Unlike the long-term memory, the working memory has a very limited capacity. It seems to be incapable of processing more than two to four elements at a time, “with the actual number probably being at the lower rather than the higher end of this scale.” It is a bottle neck. Give it too much cognitive load (links, pop-ups, animated banners, incoming e-mail message alerts, etc) and it will be overwhelmed, hindering your capacity to learn and retain information.  As the author puts it:

When we read a book, the information faucet provides a steady drip, which we can control by the pace of our reading. Through our single-minded concentration on the text, we can transfer all or the most of the information (…) into the long-term memory and forge the rich associations essential to the creation of schemas. With the Net, we face many information faucets, all going full blast. Our little thimble overflows as we rush from one faucet to the next. We're able to transfer only a small portion of the information to long-term memory, and what we do transfer is a jumble of drops from different faucets, not a continuous, coherent stream from one source.
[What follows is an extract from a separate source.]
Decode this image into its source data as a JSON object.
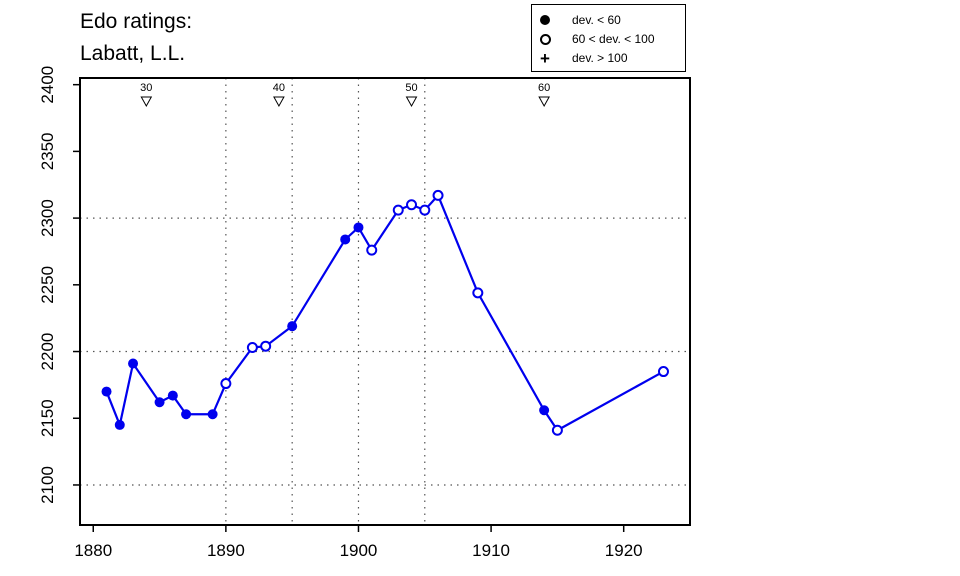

Experiments indicate that as we reach the limits of our working memory, it becomes harder to distinguish relevant information from irrelevant information, signal from noise. We become mindless consumers of data (the emphasis is mine).
The division of attention demanded by multimedia further strains our cognitive abilities, diminishing our learning and weakening our understanding.

There is much more to the book than what is summarized above. However, that pretty much gives an idea of the seriousness of the problem, showing why the book is a must read.